Meet the people formerly known as customers/consumers/target markets. They have new powers. They are backed by powerful companies. And they are starting to organize. They are rewriting the rules of business and developing a new economy: a collaborative economy.
The collaborative economy is an economic model where ownership and access are shared among people, startups, and corporations. Control over products, services, distribution channels, and the market itself is replaced by participation from all involved, not disseminated from only one group. It’s a burgeoning economy now, but it’s poised to become the norm in the very near future.
Consumers are gaining powers that enable them to learn anything they need to about a brand in real time. They can find ratings and reviews about products and services, compare prices, and now, have items delivered to them in under an hour from “the crowd” by using services like Postmates, Instacart, Deliv.co, Google Shopping Express, and many others. They can also choose to buy a product one time, and then share it many times with their peers, rather than the whole group buying the same product over and over again.
Members of this powerful crowd are also able to act like traditional companies in their own right. They can become hotels and host people at their own homes. They can transform into restaurants by having strangers over for dinner. They can even morph into a rental car company by chauffeuring or lending their cars to friends or even complete strangers. In their most advanced state, these empowered people can build and sell their own products using 3D printing services, shared industrial tools, and online marketplaces. Sites such as Etsy, Quirky, Shapeways, TechShop, MakersRow, and CustomMade may be largely invisible to the corporate eye now, but they’re gaining prominence.
What it means: The collaborative economy will cause extreme disruption to companies that sell “stuff.” Your customers are becoming your competitors. And they can get much of what they need from each other, rather than from corporations.
Savvy corporations will collaborate with the empowered people
Savvy corporations that want to benefit from this massive economic revolution will collaborate with these empowered people, and, in return, create resiliency within their corporation (see sidebar). Make no doubt about it, this is a business opportunity. But if ignored, this is a threat that could unravel corporations.
As with social media, disrupted companies today have two options:
- Fight this revolution by trying to ignore it or by trying to introduce or influence regulation.
- Collaborate with this new economy, invite the crowd in, and unlock new business value for all.

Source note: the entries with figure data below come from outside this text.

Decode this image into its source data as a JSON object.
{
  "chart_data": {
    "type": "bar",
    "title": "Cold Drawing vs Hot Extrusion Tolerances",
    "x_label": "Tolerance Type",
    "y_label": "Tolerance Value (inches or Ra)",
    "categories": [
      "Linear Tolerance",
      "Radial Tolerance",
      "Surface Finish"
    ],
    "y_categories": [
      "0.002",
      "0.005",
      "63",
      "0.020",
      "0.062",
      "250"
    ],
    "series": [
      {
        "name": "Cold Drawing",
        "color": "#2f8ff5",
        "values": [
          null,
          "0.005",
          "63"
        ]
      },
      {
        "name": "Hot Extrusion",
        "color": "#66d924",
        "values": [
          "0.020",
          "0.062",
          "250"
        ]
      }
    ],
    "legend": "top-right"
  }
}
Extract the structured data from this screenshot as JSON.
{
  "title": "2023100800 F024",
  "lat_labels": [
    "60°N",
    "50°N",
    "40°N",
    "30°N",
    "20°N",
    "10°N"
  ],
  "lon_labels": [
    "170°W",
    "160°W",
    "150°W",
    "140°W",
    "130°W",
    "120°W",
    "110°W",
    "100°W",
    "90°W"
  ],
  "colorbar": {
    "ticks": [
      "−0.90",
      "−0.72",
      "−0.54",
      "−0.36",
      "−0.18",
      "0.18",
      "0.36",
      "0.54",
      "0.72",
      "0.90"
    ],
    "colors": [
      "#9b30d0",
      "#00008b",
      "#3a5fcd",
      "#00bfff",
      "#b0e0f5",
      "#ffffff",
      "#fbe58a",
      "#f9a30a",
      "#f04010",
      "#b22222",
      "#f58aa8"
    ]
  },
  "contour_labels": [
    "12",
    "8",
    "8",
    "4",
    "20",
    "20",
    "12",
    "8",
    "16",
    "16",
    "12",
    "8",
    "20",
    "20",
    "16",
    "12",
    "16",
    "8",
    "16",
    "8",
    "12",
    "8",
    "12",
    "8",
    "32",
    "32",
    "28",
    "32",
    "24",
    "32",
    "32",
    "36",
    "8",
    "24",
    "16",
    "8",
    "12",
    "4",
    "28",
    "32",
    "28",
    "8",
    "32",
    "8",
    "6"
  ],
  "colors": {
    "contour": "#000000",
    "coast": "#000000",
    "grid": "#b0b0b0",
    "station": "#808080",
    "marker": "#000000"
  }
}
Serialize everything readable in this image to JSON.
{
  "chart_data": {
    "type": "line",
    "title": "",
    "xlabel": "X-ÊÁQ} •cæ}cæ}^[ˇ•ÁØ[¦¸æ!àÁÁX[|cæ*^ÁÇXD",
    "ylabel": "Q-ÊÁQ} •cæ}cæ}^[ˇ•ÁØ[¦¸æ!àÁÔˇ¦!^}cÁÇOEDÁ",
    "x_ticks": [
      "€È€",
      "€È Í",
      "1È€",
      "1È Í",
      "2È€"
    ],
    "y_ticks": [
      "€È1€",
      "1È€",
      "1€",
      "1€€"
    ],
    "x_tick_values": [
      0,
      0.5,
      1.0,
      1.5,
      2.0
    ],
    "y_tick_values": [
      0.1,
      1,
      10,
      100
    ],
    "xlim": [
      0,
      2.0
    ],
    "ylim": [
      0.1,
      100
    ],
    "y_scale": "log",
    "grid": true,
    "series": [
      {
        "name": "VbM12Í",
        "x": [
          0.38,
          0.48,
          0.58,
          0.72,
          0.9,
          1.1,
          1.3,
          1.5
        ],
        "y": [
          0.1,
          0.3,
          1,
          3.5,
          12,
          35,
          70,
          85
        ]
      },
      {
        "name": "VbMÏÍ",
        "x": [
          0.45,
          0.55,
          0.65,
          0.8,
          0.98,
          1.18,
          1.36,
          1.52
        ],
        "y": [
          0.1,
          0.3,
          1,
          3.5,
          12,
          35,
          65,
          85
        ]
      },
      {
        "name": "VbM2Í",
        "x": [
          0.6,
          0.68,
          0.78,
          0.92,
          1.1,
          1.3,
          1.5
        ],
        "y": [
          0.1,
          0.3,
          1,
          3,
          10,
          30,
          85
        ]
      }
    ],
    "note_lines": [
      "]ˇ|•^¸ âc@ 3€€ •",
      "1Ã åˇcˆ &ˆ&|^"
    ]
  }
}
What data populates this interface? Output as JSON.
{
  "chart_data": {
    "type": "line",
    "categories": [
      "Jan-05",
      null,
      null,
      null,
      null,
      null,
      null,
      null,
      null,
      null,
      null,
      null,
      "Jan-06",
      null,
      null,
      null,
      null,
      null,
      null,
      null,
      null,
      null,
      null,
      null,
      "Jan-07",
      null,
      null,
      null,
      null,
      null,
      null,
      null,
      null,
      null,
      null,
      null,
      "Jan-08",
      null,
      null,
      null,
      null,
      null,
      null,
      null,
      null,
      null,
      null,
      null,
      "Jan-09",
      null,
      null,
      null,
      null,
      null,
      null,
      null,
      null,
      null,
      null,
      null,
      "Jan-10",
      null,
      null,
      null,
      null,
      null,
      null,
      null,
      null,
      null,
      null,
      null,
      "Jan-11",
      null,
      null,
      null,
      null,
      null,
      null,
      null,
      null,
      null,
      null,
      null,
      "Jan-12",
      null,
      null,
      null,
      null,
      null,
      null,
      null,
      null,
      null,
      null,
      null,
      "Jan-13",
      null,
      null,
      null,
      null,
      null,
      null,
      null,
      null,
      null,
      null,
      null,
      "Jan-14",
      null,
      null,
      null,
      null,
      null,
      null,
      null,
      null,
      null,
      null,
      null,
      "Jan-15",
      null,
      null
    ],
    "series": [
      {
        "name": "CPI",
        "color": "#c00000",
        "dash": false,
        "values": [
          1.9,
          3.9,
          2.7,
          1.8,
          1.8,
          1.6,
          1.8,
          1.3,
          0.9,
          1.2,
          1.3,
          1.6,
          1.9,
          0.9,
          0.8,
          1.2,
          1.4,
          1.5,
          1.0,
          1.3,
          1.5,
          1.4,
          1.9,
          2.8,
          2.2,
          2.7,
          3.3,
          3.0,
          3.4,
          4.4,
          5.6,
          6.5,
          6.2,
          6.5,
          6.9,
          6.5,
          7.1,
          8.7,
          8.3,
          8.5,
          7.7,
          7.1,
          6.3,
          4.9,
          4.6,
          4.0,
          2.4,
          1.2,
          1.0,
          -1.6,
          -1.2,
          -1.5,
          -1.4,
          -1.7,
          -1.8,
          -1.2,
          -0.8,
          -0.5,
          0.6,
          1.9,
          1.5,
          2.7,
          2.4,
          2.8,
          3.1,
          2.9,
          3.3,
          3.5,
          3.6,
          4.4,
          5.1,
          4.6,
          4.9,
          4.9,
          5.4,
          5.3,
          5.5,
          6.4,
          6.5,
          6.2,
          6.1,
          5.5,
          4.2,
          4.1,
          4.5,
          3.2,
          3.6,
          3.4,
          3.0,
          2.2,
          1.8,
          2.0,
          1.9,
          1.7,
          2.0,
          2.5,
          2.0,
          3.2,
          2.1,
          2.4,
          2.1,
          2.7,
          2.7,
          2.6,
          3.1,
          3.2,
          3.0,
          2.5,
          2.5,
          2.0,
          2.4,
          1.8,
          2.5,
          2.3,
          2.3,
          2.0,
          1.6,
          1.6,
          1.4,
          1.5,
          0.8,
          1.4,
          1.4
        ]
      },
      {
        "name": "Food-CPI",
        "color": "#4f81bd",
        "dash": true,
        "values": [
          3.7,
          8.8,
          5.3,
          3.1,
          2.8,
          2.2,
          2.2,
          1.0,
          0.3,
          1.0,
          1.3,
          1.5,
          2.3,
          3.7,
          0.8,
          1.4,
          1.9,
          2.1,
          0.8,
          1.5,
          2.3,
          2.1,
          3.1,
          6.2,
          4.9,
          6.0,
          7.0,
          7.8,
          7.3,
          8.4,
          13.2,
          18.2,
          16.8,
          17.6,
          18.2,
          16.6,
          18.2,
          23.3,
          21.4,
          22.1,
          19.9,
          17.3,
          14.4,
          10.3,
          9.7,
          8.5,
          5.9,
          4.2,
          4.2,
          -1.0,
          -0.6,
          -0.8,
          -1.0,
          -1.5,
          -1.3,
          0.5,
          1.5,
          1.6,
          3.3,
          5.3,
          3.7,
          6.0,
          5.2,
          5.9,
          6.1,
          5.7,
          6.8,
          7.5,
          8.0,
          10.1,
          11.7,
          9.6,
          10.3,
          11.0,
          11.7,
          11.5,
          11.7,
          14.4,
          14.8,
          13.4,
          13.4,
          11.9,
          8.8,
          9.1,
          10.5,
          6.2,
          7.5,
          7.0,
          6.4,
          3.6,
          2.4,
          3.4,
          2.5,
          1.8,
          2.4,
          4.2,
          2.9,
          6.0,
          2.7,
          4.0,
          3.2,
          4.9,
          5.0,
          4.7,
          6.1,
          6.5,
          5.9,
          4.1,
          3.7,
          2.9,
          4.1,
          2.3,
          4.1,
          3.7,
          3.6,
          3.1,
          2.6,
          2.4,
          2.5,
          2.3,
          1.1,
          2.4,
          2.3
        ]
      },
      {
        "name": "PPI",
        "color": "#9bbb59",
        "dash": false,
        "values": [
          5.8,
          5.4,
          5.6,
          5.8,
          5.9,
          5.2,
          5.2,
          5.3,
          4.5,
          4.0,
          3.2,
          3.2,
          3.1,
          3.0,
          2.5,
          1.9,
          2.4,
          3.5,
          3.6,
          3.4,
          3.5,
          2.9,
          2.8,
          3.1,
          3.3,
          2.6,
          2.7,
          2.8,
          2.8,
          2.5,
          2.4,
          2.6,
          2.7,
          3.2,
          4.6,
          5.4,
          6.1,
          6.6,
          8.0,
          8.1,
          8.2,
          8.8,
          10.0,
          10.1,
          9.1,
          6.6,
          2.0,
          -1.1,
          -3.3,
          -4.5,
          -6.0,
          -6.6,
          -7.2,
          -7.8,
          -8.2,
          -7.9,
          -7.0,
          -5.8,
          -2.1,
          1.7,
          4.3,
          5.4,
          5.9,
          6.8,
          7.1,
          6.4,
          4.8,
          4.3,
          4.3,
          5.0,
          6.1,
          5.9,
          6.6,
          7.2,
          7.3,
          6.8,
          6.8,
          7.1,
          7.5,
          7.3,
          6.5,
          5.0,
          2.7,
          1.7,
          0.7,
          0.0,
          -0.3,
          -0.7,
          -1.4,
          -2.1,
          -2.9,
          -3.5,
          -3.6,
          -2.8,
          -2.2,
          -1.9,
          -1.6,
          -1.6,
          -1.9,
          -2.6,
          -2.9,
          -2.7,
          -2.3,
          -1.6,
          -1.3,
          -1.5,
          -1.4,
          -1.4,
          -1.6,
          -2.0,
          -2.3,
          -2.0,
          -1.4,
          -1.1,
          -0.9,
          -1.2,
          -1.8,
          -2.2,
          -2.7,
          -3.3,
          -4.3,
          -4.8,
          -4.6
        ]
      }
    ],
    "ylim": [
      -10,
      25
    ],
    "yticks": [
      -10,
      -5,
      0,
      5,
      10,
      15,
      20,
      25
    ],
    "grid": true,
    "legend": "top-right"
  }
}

Already, regulators are getting involved in peer-to-peer endeavors as companies try option one. In New York, the attorney general is investigating whether Airbnb breaks any state rental or zoning laws, and in Dallas, taxi companies worked with city officials to draft a city ordinance banning rideshare sites like Uber and Lyft, though the measure has been put on hold.
Meanwhile, the California Public Utilities Commission recently approved new rules to legitimize app-ordered car services, which it deems “alternative forms of transportation.” The move may serve as a precedent for other states that want to explore option two.
In our research on the collaborative economy, the most advanced use case is when corporations allow their customers to participate in core business functions. We call this Provide a Platform (software, services, solutions), whereby companies make available a dedicated area for customers to join in. It allows businesses to collaborate with the crowd. Figure 1 shows how it’s beginning to emerge.
Challenges await all parties
Rife with opposition, the road ahead will require a business transformation and, with it, a series of more challenges await. Challenges over liability, IP ownership, revenue sharing, information security, and concerns over quality lay ahead. Don’t assume that all startups will want to work with corporations. I interviewed executives from Airbnb for this research, and asked them point blank if they would partner with hotels. They made it clear that’s not a part of their current roadmap.
Expect many social business suite players to get wind of this space and seek to build or acquire players to assemble a suite. I’ve briefed a number of small and large software companies associated with this booming movement and informed them of the opportunities at hand. Expect for now that point players will continue to emerge and, eventually, provide an opportunity for acquisition cycle. But for now, we’re just at market identification stage.
Ultimately, corporations that adopt these methods and invite the crowd to be part of the company will benefit from a more efficient workforce, reduced costs, and tapping into loyal customers from product ideation to delivery. In this new model, it will be difficult to tell the difference between customers and employees, as the ownership of core business functions are shared with customers.
In the very near future, the crowd will become the company. How your business decides to react may be the difference between being a future success or a historical footnote.